In the case of Monday’s statement, Bush put his signature on the 2008 authorization bill that sets policy for the Department of Defense even as he expressed concerns with four provisions. Those measures would: prohibit the administration from establishing permanent bases in Iraq or controlling Iraqi oil resources, establish a congressional commission to review military contracts in Iraq, protect contractor whistle-blowers, and put a 45-day deadline on U.S. intelligence agencies to respond to information requests from Congress’ committees on intelligence and armed services.

“We don’t quite know what the administration intends with this sort of language,” said Sen. Jim Webb (D-Va.), who sponsored the provision on the contracting commission. “But I want all my colleagues to be aware of it and to be aware that it potentially is an impingement on the rights of this legislative body -- in effect saying that the president has the authority to ignore a law that is now passed, a law that he has now signed.”

Perino said that the administration has no intention of building permanent bases in Iraq or seizing control of the country’s oil resources but that Bush was upholding a constitutional principle. “The signing statement . . . merely protects the constitutional prerogatives of the president and preserves commander-in-chief authorities -- for this president and future presidents,” she said.

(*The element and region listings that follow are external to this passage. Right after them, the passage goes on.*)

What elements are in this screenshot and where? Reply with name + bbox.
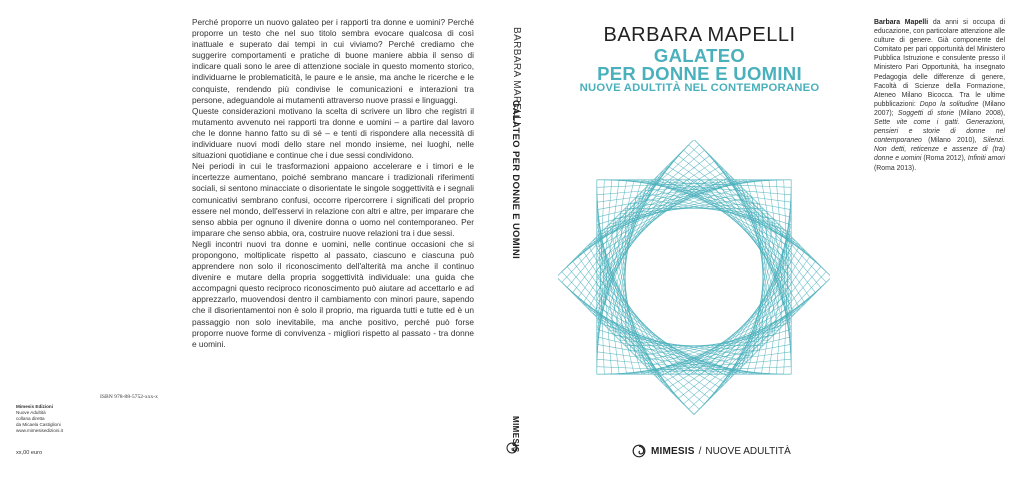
cover-title-line-1: GALATEO [653,45,746,66]
cover-brand [632,443,791,459]
blurb-paragraph: Negli incontri nuovi tra donne e uomini, nelle continue occasioni che si propongono, moltiplicate rispetto al passato, ciascuno e ciascuna può apprendere non solo il riconoscimento dell'alterità ma anche il continuo divenire e mutare della propria soggettività individuale: una guida che accompagni questo reciproco riconoscimento può aiutare ad accettarlo e ad apprezzarlo, muovendosi dentro il cambiamento con minori paure, sapendo che il disorientamentoi non è solo il proprio, ma riguarda tutti e tutte ed è un passaggio non solo inevitabile, ma anche positivo, perché può forse proporre nuove forme di convivenza - migliori rispetto al passato - tra donne e uomini. [192,238,474,349]
cover-title-line-2: PER DONNE E UOMINI [597,63,802,84]
cover-author: BARBARA MAPELLI [603,24,796,46]
bio-work-title: Dopo la solitudine [919,100,979,108]
bio-author-name: Barbara Mapelli [874,19,929,26]
back-cover-blurb [192,17,474,350]
cover-subtitle: NUOVE ADULTITÀ NEL CONTEMPORANEO [579,82,820,94]
bio-work-title: Silenzi. Non detti, reticenze e assenze di (tra) donne e uomini [874,137,1005,163]
publisher-imprint [16,404,63,434]
bio-work-title: Soggetti di storie [897,109,955,117]
isbn-label: ISBN 978-88-5752-xxx-x [100,394,158,400]
brand-separator: / [698,445,702,457]
publisher-name: Mimesis Edizioni [16,404,54,409]
blurb-paragraph: Queste considerazioni motivano la scelta di scrivere un libro che registri il mutamento avvenuto nei rapporti tra donne e uomini – a partire dal lavoro che le donne hanno fatto su di sé – e tenti di rispondere alla necessità di individuare nuovi modi dello stare nel mondo insieme, nei luoghi, nelle situazioni quotidiane e continue che i due sessi condividono. [192,105,474,161]
series-direction: collana diretta [16,416,45,421]
spine-title: GALATEO PER DONNE E UOMINI [511,100,522,260]
blurb-paragraph: Perché proporre un nuovo galateo per i rapporti tra donne e uomini? Perché proporre un testo che nel suo titolo sembra evocare qualcosa di così inattuale e superato dai tempi in cui viviamo? Perché crediamo che suggerire comportamenti e pratiche di buone maniere abbia il senso di indicare quali sono le aree di attenzione sociale in questo momento storico, individuarne le problematicità, le paure e le ansie, ma anche le ricerche e le conquiste, rendendo più condivise le comunicazioni e interazioni tra persone, adeguandole ai mutamenti attraverso nuove prassi e linguaggi. [192,17,474,105]
bio-text: da anni si occupa di educazione, con particolare attenzione alle culture di genere. Già componente del Comitato per pari opportunità del Ministero Pubblica Istruzione e consulente presso il Ministero Pari Opportunità, ha insegnato Pedagogia delle differenze di genere, Facoltà di Scienze della Formazione, Ateneo Milano Bicocca. Tra le ultime pubblicazioni: [874,19,1005,108]
series-director: da Micaela Castiglioni [16,422,61,427]
price-label: xx,00 euro [16,450,43,456]
bio-work-title: Infiniti amori [967,155,1005,163]
brand-name: MIMESIS [651,445,695,457]
mimesis-spiral-icon [506,442,518,454]
mimesis-spiral-icon [632,444,646,458]
publisher-website: www.mimesisedizioni.it [16,428,63,433]
bio-work-note: (Roma 2013). [874,164,917,172]
bio-work-title: Sette vite come i gatti. Generazioni, pensieri e storie di donne nel contemporaneo [874,119,1005,145]
bio-work-note: (Milano 2010), [921,137,983,145]
bio-work-note: (Roma 2012), [921,155,968,163]
series-name: Nuove Adultità [16,410,46,415]
blurb-paragraph: Nei periodi in cui le trasformazioni appaiono accelerare e i timori e le incertezze aumentano, poiché sembrano mancare i tradizionali riferimenti sociali, si sentono minacciate o disorientate le singole soggettività e i segnali comunicativi sembrano confusi, occorre ripercorrere i significati del proprio essere nel mondo, dell'esservi in relazione con altri e altre, per imparare che senso abbia per ognuno il divenire donna o uomo nel contemporaneo. Per imparare che senso abbia, ora, costruire nuove relazioni tra i due sessi. [192,161,474,238]
bio-work-note: (Milano 2007); [874,100,1005,117]
bio-work-note: (Milano 2008), [954,109,1006,117]
string-art-pattern [558,140,830,415]
spine-author: BARBARA MAPELLI [511,27,522,126]
series-name: NUOVE ADULTITÀ [705,445,791,457]
author-bio [874,18,1005,173]
spine-publisher: MIMESIS [511,416,520,453]
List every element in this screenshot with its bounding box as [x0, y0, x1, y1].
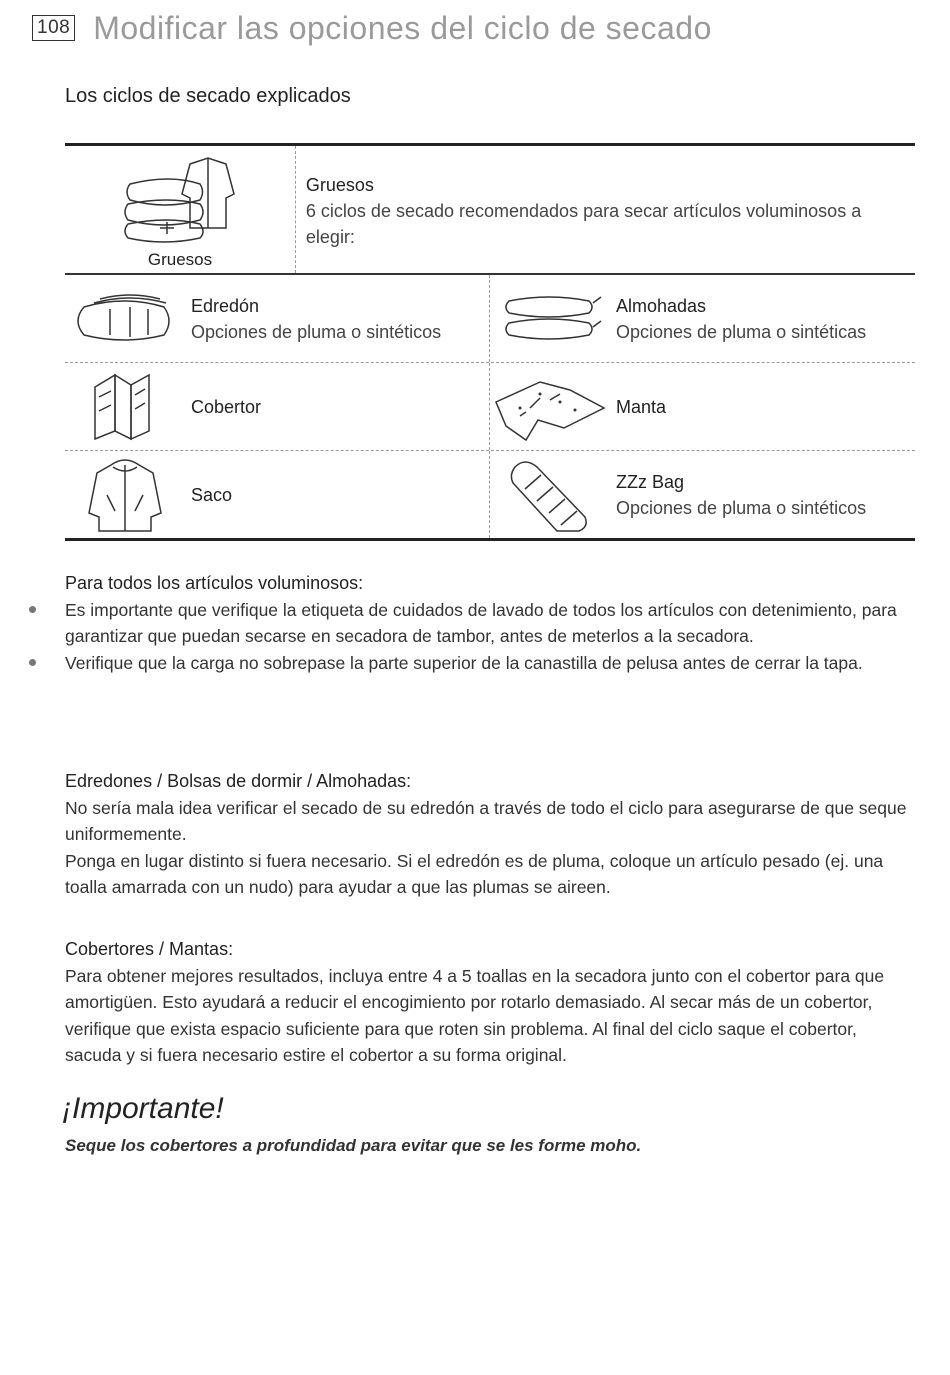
jacket-name: Saco	[191, 484, 233, 505]
pillows-icon	[490, 279, 610, 359]
duvet-icon	[65, 279, 185, 359]
bulky-items-icon	[120, 154, 245, 249]
important-title: ¡Importante!	[62, 1092, 224, 1125]
duvet-desc: Opciones de pluma o sintéticos	[191, 321, 442, 342]
sleeping-bag-desc: Opciones de pluma o sintéticos	[616, 497, 867, 518]
duvets-paragraph-1: No sería mala idea verificar el secado de su edredón a través de todo el ciclo para asegurarse de que seque uniformemente.	[65, 797, 907, 844]
page-header	[32, 8, 712, 48]
bulky-desc: 6 ciclos de secado recomendados para secar artículos voluminosos a elegir:	[305, 201, 862, 247]
throw-icon	[490, 367, 610, 447]
pillows-cell	[490, 275, 914, 362]
pillows-name: Almohadas	[616, 295, 707, 316]
throw-cell	[490, 363, 914, 450]
sleeping-bag-name: ZZz Bag	[616, 471, 685, 492]
pillows-desc: Opciones de pluma o sintéticas	[616, 321, 867, 342]
page-title: Modificar las opciones del ciclo de secado	[93, 9, 712, 46]
throw-name: Manta	[616, 396, 667, 417]
drying-cycles-table	[65, 143, 915, 541]
list-item: Es importante que verifique la etiqueta de cuidados de lavado de todos los artículos con detenimiento, para garantizar que puedan secarse en secadora de tambor, antes de meterlos a la secadora.	[65, 597, 915, 650]
jacket-cell	[65, 451, 490, 538]
sleeping-bag-icon	[490, 455, 610, 535]
blanket-icon	[65, 367, 185, 447]
section-title: Los ciclos de secado explicados	[65, 85, 351, 107]
duvets-heading: Edredones / Bolsas de dormir / Almohadas:	[65, 771, 412, 791]
duvet-cell	[65, 275, 490, 362]
table-row	[65, 363, 915, 450]
table-row	[65, 275, 915, 362]
blankets-paragraph: Para obtener mejores resultados, incluya entre 4 a 5 toallas en la secadora junto con el cobertor para que amortigüen. Esto ayudará a reducir el encogimiento por rotarlo demasiado. Al secar más de un cobertor, verifique que exista espacio suficiente para que roten sin problema. Al final del ciclo saque el cobertor, sacuda y si fuera necesario estire el cobertor a su forma original.	[65, 965, 885, 1065]
bulky-heading: Para todos los artículos voluminosos:	[65, 573, 364, 593]
important-text: Seque los cobertores a profundidad para evitar que se les forme moho.	[65, 1136, 642, 1155]
list-item: Verifique que la carga no sobrepase la parte superior de la canastilla de pelusa antes de cerrar la tapa.	[65, 650, 915, 677]
jacket-icon	[65, 455, 185, 535]
bulky-row	[65, 146, 915, 273]
bulky-name: Gruesos	[305, 175, 374, 195]
table-row	[65, 451, 915, 538]
blankets-heading: Cobertores / Mantas:	[65, 939, 234, 959]
sleeping-bag-cell	[490, 451, 914, 538]
duvet-name: Edredón	[191, 295, 260, 316]
bulky-caption: Gruesos	[147, 250, 213, 269]
blankets-section	[65, 936, 915, 1069]
blanket-cell	[65, 363, 490, 450]
duvets-paragraph-2: Ponga en lugar distinto si fuera necesario. Si el edredón es de pluma, coloque un artículo pesado (ej. una toalla amarrada con un nudo) para ayudar a que las plumas se aireen.	[65, 850, 884, 897]
blanket-name: Cobertor	[191, 396, 262, 417]
page-number: 108	[32, 15, 75, 41]
bulky-section	[65, 570, 915, 676]
duvets-section	[65, 768, 915, 901]
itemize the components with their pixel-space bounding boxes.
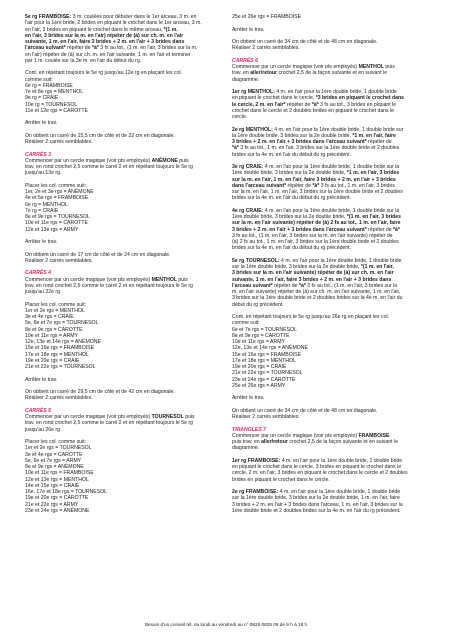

Legal scholars generally credit -- or blame, depending on their viewpoint -- the office of Vice President Dick Cheney for seeking to expand the constitutional powers of the president during Bush’s two terms in office. In interviews, Cheney has said that he was alarmed by the erosion of presidential authority he witnessed while serving as chief of staff for former President Ford after the Watergate scandal.

Law professor Lederman said he had thought that Cheney’s interest in expanding the powers of the president had been reined in by the White House’s new legal staff.

Bush’s action Monday suggests otherwise, he said: “This assertion of commander-in-chief authority to disregard statutes is the most important and increasingly prominent separation-of-powers issue in our nation -- and will continue to be for the foreseeable future.”